As I have been recuperating at home following surgery a good deal of my time has been spent either reading or searching the Internet. That’s good and that’s bad. It’s good in that my mind is clear enough now of all my pre and post surgery meds that I can think clearly. It’s bad that all I read about and research is my illness! Worry is my middle name. I’m serious. I think it’s on my birth certificate.
I do know that I have a strong propensity for always expecting the worse in any situation and I’m quite certain I am the best at it, at least around these parts. Ever since I was a little girl following in my dad’s footsteps as he doled out pills to the local infirmed and listened to the ailments of more than a few of the folk in our sleepy little town, I have been closely attuned to the health hazards of the human body, specifically mine.
My irrational fears concerning my health began early on. I recall attending a football game when I was in the sixth grade and all around me in the stands there were whispers. “Mickie has a brain tumor.” “Hey, did you hear about Mickie’s brain tumor?” and so on.
By the beginning of the second quarter of play not only was I hyperventilating, I had a severe headache of gargantuan proportions. I left the game in tears, went home and asked my parents why I had not been informed of my disease. As much in the dark as I, they made several phone calls before we discovered the source, and more importantly the object, of the grim news. Seems Faye Butler’s Siamese cat, Mickey, did indeed have a brain tumor and, though by morning I was doing considerably better than the cat, my life of hypochondria had begun. If I found a new freckle, it was melanoma. A pimple on the face was a tumor. If hiccups lasted longer than five minutes I could die. A long crease inside my hand meant a long life. A short one, my time was up tomorrow.
Now I hasten to say that all of us from time to time suffer from hypochondria. It’s part of our survival instinct. Gene Weingarten, in his book, The Hypochondriac’s Guide to Life and Death, says that from the time we are babies and cry when we are wet or hungry, we realize that complaint brings attention, and attention brings relief. Thus an important behavioral arc has been established.
The fact that I asked for a PDR [Physicians Desk Reference] for Christmas when I was ten should have been a tip-off to my parents that they had either a future doctor on their hands or a neurotic little girl who was due an immediate psychological intervention.

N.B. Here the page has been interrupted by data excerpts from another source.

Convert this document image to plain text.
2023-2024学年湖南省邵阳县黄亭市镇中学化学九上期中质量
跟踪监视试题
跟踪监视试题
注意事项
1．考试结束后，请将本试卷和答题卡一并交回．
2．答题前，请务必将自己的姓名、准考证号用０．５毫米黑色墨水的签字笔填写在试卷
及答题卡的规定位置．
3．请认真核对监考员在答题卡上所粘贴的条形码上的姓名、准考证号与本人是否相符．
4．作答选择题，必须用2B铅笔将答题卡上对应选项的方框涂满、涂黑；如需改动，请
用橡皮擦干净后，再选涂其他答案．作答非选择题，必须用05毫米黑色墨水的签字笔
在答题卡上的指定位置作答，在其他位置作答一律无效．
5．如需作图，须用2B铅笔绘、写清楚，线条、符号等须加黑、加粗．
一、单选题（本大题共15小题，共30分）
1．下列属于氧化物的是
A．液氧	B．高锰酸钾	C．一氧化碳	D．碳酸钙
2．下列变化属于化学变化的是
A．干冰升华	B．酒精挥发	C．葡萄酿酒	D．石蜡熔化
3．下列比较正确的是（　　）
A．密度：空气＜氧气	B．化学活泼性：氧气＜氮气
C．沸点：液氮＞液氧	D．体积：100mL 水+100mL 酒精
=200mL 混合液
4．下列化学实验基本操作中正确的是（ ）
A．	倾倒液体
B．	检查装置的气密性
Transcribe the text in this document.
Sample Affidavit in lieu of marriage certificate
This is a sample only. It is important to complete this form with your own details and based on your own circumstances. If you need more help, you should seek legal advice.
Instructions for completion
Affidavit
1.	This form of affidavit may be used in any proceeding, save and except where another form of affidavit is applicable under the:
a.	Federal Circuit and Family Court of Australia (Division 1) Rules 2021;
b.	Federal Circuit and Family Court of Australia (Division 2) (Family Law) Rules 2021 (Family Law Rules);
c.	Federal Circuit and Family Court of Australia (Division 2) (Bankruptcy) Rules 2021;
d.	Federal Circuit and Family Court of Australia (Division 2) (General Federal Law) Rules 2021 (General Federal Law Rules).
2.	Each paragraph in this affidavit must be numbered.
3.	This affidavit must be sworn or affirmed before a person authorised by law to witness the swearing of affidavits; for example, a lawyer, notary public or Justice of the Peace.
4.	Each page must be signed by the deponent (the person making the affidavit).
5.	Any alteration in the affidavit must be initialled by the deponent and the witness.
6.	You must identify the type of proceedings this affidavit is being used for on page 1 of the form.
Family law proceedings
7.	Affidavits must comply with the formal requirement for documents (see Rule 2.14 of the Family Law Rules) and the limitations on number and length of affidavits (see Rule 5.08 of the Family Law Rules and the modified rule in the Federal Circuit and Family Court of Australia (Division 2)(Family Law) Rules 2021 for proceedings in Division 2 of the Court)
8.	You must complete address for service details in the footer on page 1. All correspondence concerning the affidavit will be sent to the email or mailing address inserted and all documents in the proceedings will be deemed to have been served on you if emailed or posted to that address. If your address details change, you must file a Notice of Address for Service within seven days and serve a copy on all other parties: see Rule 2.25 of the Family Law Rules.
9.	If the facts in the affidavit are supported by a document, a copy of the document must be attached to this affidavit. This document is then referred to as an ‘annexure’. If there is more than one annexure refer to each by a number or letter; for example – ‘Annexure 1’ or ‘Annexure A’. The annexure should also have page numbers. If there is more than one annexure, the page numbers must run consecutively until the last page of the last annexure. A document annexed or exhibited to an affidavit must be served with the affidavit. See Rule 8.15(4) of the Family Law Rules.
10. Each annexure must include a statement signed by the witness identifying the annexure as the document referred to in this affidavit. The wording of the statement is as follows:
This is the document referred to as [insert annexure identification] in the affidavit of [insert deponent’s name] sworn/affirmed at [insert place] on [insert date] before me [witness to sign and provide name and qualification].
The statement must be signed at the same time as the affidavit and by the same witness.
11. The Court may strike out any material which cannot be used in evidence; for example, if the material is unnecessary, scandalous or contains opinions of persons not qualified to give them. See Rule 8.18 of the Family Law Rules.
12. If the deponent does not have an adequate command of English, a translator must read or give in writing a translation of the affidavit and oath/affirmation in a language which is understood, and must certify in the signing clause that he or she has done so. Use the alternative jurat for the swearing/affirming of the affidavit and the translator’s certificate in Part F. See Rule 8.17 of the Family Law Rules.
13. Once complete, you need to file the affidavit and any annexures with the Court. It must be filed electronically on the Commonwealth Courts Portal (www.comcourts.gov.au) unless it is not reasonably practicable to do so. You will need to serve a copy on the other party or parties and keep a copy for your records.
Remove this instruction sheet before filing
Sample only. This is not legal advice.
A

Unfortunately neither ever happened. I went on to great heights, however, in the imagined illness department and even became adept at splinting my own (slightly) broken fingers and curing my headaches with crushed ice and salt. If someone on TV had a disease, I got the symptoms. Hawaii Five-O gave me leprosy and Wagon Train gave me scurvy but luckily I failed to succumb to Fury’s articular ringbone. After an episode of Ben Casey though, I tried really hard to have prostate problems. (To no avail, I might add.) Dear Hearts, if any of you are hypochondriacs I apologize. I mean neither disrespect nor ridicule. Truth be known, we are a pretty smart lot. We are bottom-line people. We want to know what makes our bodies tick and we waste no time in finding it out. Granted, it’s a little nerve wracking when two or more maladies are on your mind at the same time but heck, we’re a tough bunch; we can handle it. Two weeks ago I was given absolutely wonderful news by a host of skilled and knowledgeable doctors. I have no cancer! I have been praising the Lord from sunup to sundown since that diagnosis. I’m thrilled. I’m thankful. But if I told you I hadn’t worried a little about all the “what ifs” I’d be lying. I’m daily confirming that God is Good and I’m latching on to my good news for dear life. I’m not about to let go. I’m gaining my strength slowly but surely and I have a few aches and pains now and then that give me pause but hey, I’m on my way to recovery! My back bothers me for some reason but with Ibuprofen and rest I can live with that for the time being. Funny thing is, if I didn’t know better, I’d swear the trouble was my prostate.
[Disclaimer: The above Dear Hearts was written under the influence of some mighty fine pharmaceuticals and parts of it may or may not represent the truth, the whole truth, and nothing but the truth.]